We need to talk about VOD

I used to look down on VOD (Video-On-Demand) or at least what I thought VOD was. I saw it as a contingency plan for films that weren’t good enough for traditional theatrical wide release. Boy, was I wrong. Today, I see it as practical way of distributing films with a reasonable budget. Ultra-low budget filmmaker Ed Burns has basically made this his signature move with recent films like NICE GUY JOHNNY and NEWLYWEDS. But just how does this VOD work?

It took some Googling but here’s a basic breakdown of your Video-On-Demand options:

  • theatrical release (usually limited) followed by VOD run
  • VOD (via iTunes, Amazon, cable, etc) run a few weeks before limited theatrical release
  • Day-and-date (simultaneous limited theatrical and VOD release)
  • Day-and-date and DVD release (essentially film is available on all platforms)
An interesting case study in the realm of day-and-date is this January’s MARGIN CALL, which according to The Hollywood Reporter, made an extra $5 million by going this route. I’m sure the fact that it was a Sundance 2011 official selection didn’t hurt either. It was a very smart, yet risky move, given the film tackles the financial crisis, but where else will you find the people most affected but in their living rooms or laptops.

Our film school dreams of seeing our films on theater marquees across America have to be restructured for today’s model. The successful indie filmmaker goes to where their audience is, based on their particular project. I’ve observed it with Ava DuVernay’s African-American Film Festival Release Movement (AFFRM). DuVernay and company are doing what the studios’ haven’t gotten through their heads still. Build it and they (and their dollars) will come. For their last film, RESTLESS CITY,  I took notes via Twitter while witnessing the power a limited theatrical release marketed specifically in niche cities combined with festival acclaim has to fill seats.

But VOD takes the limited release plus festival buzz model a step further. Take the Duplass Brothers and their recent VOD venture, THE DO-DECA-PENTATHALON, which played at SXSW in March. These guys definitely have an admirable work ethic and approach to filmmaking distribution, so I assumed they had a rational reason for going with an early VOD release before a limited theatrical run. In an interview with Scene Magazinethe brothers appeared realistic since the film isn’t necessarily niche or features big stars, even saying “they had to put their egos aside” and “Would we rather someone watch it in the theater? Yes. But if they’re watching it on their phone, that means it’s the only place they’re interested in watching it, so that’s fine too.”  These guys and Ed Burns often repeat that you can make enough of a profit from distributing films on a smaller scale to make another film to in turn make another film. Which is also fine. Very fine.

As I learned in the Ryan Koo/Brian Newman talk from VimeoFest, the most vital thing an indie can do is engage with their audience. It’s frustrating as a fan to watch great festival favorites sit on the shelf only to come to the general public years later. For example, Diego Luna’s directorial debut, ABEL was just released via VOD last Thursday and I saw that film at AFI Fest in November 2010. Again, fest play is a common factor I see in these films that are embracing VOD. I’m still not sure why ABEL was held back until now, but I’m glad this amazing psychological family drama won’t get lost in the man-buster movie theater madness.

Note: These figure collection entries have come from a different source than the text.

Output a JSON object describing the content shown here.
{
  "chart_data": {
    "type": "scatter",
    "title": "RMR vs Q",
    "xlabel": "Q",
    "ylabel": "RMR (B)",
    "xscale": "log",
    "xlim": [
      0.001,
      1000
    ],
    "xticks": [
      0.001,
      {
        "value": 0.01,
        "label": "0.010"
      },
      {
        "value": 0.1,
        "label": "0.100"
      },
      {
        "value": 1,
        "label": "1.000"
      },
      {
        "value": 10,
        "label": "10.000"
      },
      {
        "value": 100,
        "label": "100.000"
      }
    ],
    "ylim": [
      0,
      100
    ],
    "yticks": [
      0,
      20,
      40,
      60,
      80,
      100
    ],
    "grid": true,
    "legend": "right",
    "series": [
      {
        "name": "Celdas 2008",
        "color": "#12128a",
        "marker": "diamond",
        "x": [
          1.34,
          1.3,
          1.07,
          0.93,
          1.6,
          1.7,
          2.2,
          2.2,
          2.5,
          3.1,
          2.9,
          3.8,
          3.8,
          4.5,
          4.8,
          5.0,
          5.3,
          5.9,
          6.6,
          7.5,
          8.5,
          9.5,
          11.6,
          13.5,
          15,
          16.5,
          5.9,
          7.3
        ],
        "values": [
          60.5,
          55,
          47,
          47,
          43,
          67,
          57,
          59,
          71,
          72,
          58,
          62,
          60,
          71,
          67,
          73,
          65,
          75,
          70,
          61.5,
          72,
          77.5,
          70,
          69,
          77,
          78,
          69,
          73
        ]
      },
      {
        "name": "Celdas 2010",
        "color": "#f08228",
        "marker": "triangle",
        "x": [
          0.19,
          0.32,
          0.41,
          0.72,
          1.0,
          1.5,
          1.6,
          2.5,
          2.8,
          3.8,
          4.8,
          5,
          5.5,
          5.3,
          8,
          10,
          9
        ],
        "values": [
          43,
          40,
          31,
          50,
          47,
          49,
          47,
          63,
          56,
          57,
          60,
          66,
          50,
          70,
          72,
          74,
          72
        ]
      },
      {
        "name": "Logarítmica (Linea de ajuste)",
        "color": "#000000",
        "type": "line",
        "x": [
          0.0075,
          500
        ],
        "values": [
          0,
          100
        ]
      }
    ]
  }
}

As I’m bombarded with ads for my personal festival favorites on Youtube and IndieWire, I wonder what does VOD mean in the great distro disco? Some of my favorite filmmakers are making it a lot easier for me to see their films, but would I be brave enough to try it myself? I’m more inclined to watch a film that’s been in limited release by driving down to my local Redbox or streaming it on Netflix. MARGIN CALL was going for $6.99, which is not a price I’m willing to drop to watch one single film in the comfort of my home. So, once again, this is where the artist and the consumer conflict. iTunes, Amazon and cable release are gamechangers, no doubt. Limited theatrical release is frustrating to the small town film lover and multiplexes full of sequels could kill a girl. Luckily, I’ve more than filled my quota through festival volunteering, but I know that’s not the case for everyone. A lot of cinephiles still have to wait and wait.

I suppose there is only one important question I must ask myself as a filmmaker: what is the best way the most people can see my movie? If any of us intend to garner the best of both audiences – big city and small town – I truly see VOD as the ideal option. So far, it seems like a great way to appeal to audiences a limited theatrical release alone might miss.